I wan’t actively looking to become a life coach when it happened. I stumbled across a podcast called The Life Coach School and started binge listening to lots and lots of episodes every time I had a solo photo assignment. Everything that Brooke Castillo was saying resonated with me.
The podcast really started to get me thinking about all sorts of things.
First, I started to self reflect in the most positive way. I started to dive in deep to some long held beliefs that I had, many since childhood, that had affected the trajectory of my life and how I viewed myself.
I also learned that life is exactly as it was meant to be. There’s no beating ourselves up for where are now because without all the past experiences in our lives we would not be right here at this moment ready for the next chapter.
And I also began to understand that it is impossible to be happy all the time. Life is a balance of 50/50. When it is good it is great and when it isn’t it’s not. But that’s all ok.
I learned about the model. I learned about buffering, emotional childhood, the manual I have for the people in my life (that by the way I can’t control, so I realized that having all these rules about what people should and shouldn’t be doing was moot), accepting that I can control exactly one person in this world and that is me and only me.
The deep dive opened my eyes to how powerful our thoughts are and the role the two parts of our brains play in the outcomes in our lives.

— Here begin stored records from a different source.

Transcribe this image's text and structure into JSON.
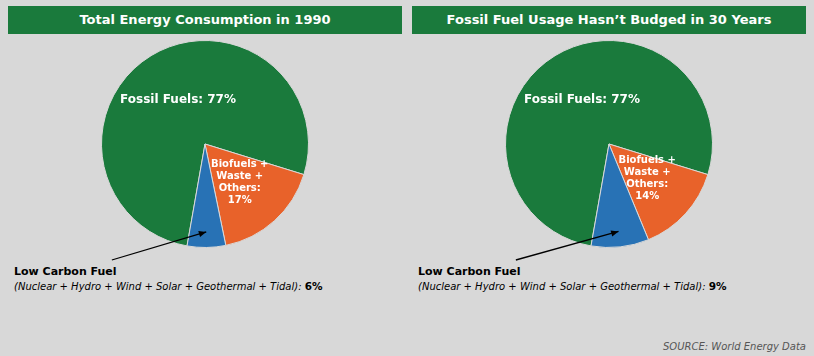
{
  "chart_data": [
    {
      "type": "pie",
      "title": "Total Energy Consumption in 1990",
      "values": [
        77,
        17,
        6
      ],
      "colors": [
        "#1a7a3c",
        "#e8622a",
        "#2872b5"
      ],
      "data_labels": true,
      "value_labels": [
        "Fossil Fuels: 77%",
        "Biofuels +\nWaste +\nOthers:\n17%",
        "6%"
      ],
      "annotations": [
        "Low Carbon Fuel",
        "(Nuclear + Hydro + Wind + Solar + Geothermal + Tidal): "
      ]
    },
    {
      "type": "pie",
      "title": "Fossil Fuel Usage Hasn’t Budged in 30 Years",
      "values": [
        77,
        14,
        9
      ],
      "colors": [
        "#1a7a3c",
        "#e8622a",
        "#2872b5"
      ],
      "data_labels": true,
      "value_labels": [
        "Fossil Fuels: 77%",
        "Biofuels +\nWaste +\nOthers:\n14%",
        "9%"
      ],
      "annotations": [
        "Low Carbon Fuel",
        "(Nuclear + Hydro + Wind + Solar + Geothermal + Tidal): "
      ]
    }
  ],
  "source": "SOURCE: World Energy Data"
}
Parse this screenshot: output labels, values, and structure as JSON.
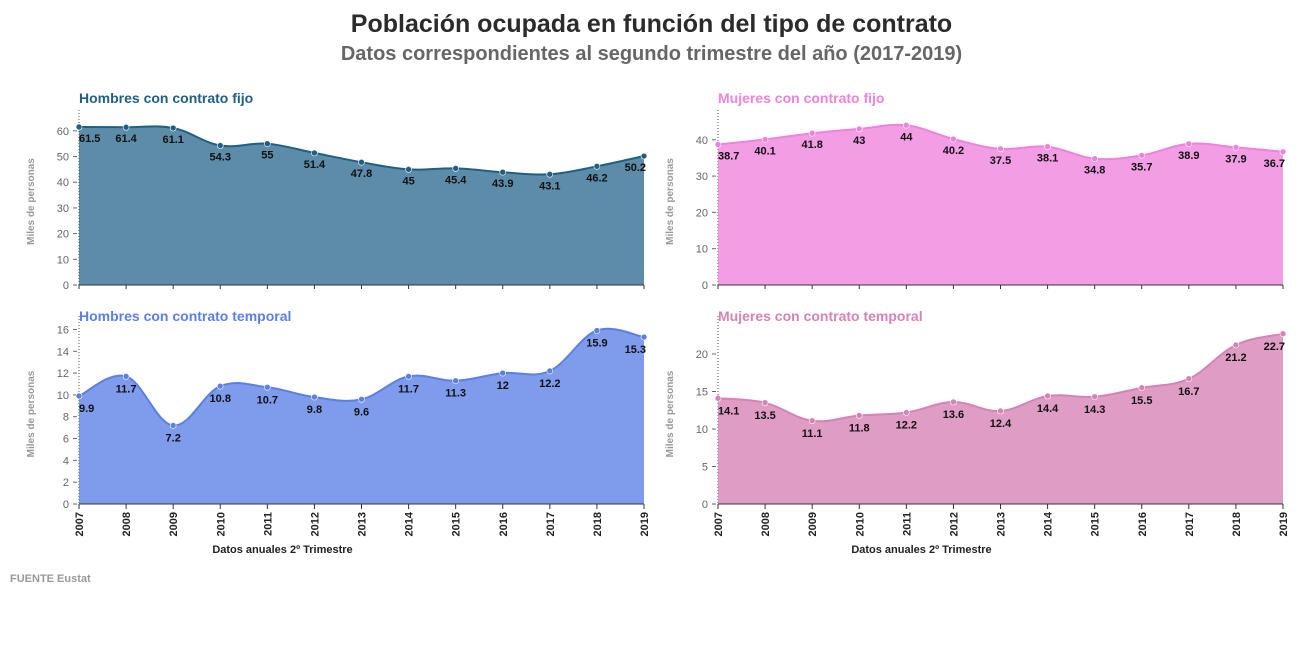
{
  "header": {
    "title": "Población ocupada en función del tipo de contrato",
    "subtitle": "Datos correspondientes al segundo trimestre del año (2017-2019)"
  },
  "source": "FUENTE Eustat",
  "colors": {
    "hombres_fijo": "#1f5f87",
    "mujeres_fijo": "#ee82dc",
    "hombres_temporal": "#5b7fe6",
    "mujeres_temporal": "#d682b5"
  },
  "chart_data": [
    {
      "type": "area",
      "title": "Hombres con contrato fijo",
      "ylabel": "Miles de personas",
      "xlabel": "",
      "x": [
        "2007",
        "2008",
        "2009",
        "2010",
        "2011",
        "2012",
        "2013",
        "2014",
        "2015",
        "2016",
        "2017",
        "2018",
        "2019"
      ],
      "values": [
        61.5,
        61.4,
        61.1,
        54.3,
        55,
        51.4,
        47.8,
        45,
        45.4,
        43.9,
        43.1,
        46.2,
        50.2
      ],
      "ylim": [
        0,
        65
      ],
      "yticks": [
        0,
        10,
        20,
        30,
        40,
        50,
        60
      ],
      "color": "#1f5f87"
    },
    {
      "type": "area",
      "title": "Mujeres con contrato fijo",
      "ylabel": "Miles de personas",
      "xlabel": "",
      "x": [
        "2007",
        "2008",
        "2009",
        "2010",
        "2011",
        "2012",
        "2013",
        "2014",
        "2015",
        "2016",
        "2017",
        "2018",
        "2019"
      ],
      "values": [
        38.7,
        40.1,
        41.8,
        43,
        44,
        40.2,
        37.5,
        38.1,
        34.8,
        35.7,
        38.9,
        37.9,
        36.7
      ],
      "ylim": [
        0,
        46
      ],
      "yticks": [
        0,
        10,
        20,
        30,
        40
      ],
      "color": "#ee82dc"
    },
    {
      "type": "area",
      "title": "Hombres con contrato temporal",
      "ylabel": "Miles de personas",
      "xlabel": "Datos anuales 2º Trimestre",
      "x": [
        "2007",
        "2008",
        "2009",
        "2010",
        "2011",
        "2012",
        "2013",
        "2014",
        "2015",
        "2016",
        "2017",
        "2018",
        "2019"
      ],
      "values": [
        9.9,
        11.7,
        7.2,
        10.8,
        10.7,
        9.8,
        9.6,
        11.7,
        11.3,
        12,
        12.2,
        15.9,
        15.3
      ],
      "ylim": [
        0,
        16.5
      ],
      "yticks": [
        0,
        2,
        4,
        6,
        8,
        10,
        12,
        14,
        16
      ],
      "color": "#5b7fe6"
    },
    {
      "type": "area",
      "title": "Mujeres con contrato temporal",
      "ylabel": "Miles de personas",
      "xlabel": "Datos anuales 2º Trimestre",
      "x": [
        "2007",
        "2008",
        "2009",
        "2010",
        "2011",
        "2012",
        "2013",
        "2014",
        "2015",
        "2016",
        "2017",
        "2018",
        "2019"
      ],
      "values": [
        14.1,
        13.5,
        11.1,
        11.8,
        12.2,
        13.6,
        12.4,
        14.4,
        14.3,
        15.5,
        16.7,
        21.2,
        22.7
      ],
      "ylim": [
        0,
        24
      ],
      "yticks": [
        0,
        5,
        10,
        15,
        20
      ],
      "color": "#d682b5"
    }
  ]
}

This podcast found me right after I had watched my mother die at the end of an unfulfilled life. Hearing a lot about our thoughts and our brain really resonated with what I had watched with my mom.
This thought I had after her death that was something like – ‘I don’t want this to happen to me or any other woman’. Ever.
I kept thinking, wow, we are given this one chance at life and why do so many people squander it? I was struggling to wrap my head around not being in control of your own life. She let life happen to her. Why do so many let this happen?
Trust me, I am not at all trying to oversimplify depression and mental illness, all of which is very prevalent in my family. BUT I do believe there are turning points in all of our lives where we can accept our fate or draw a line in the sand and say no more, I control my life, the circumstances of my life do not.
Using the example of my mother is easy for me because I watched the trajectory for the last 50 years. I saw the turning points in her life. I witnessed when she could have made different choices or changed her thought process about specific situations and she did not. I watched her become more depressed. And I get it, as the years went on, she became more and more beaten down because of her choices and her thoughts about them.
This flamed a desire in me to understand more about how the mind works.
Why do we hang onto beliefs that are old and don’t serve us? Why do we coast through life, rinsing and repeating, day after day, week after week, year after year?
How could I learn from my mother? How could I be different? How could I do my best to become an example of what is possible? To create a path that I could share with others?
Becoming a life coach taught me how much I control within my own life. I am the one who decides how I want to view a situation, how I want to interpret something that happened to me, what I have held onto for years that were my versions, thoughts I told myself.
This is about moving forward, not dwelling in the past. Accepting life as it happened and deciding to make a conscious effort to make the thoughts we have become the beacon for what the future holds.
I could not be more excited to be on this life journey with you.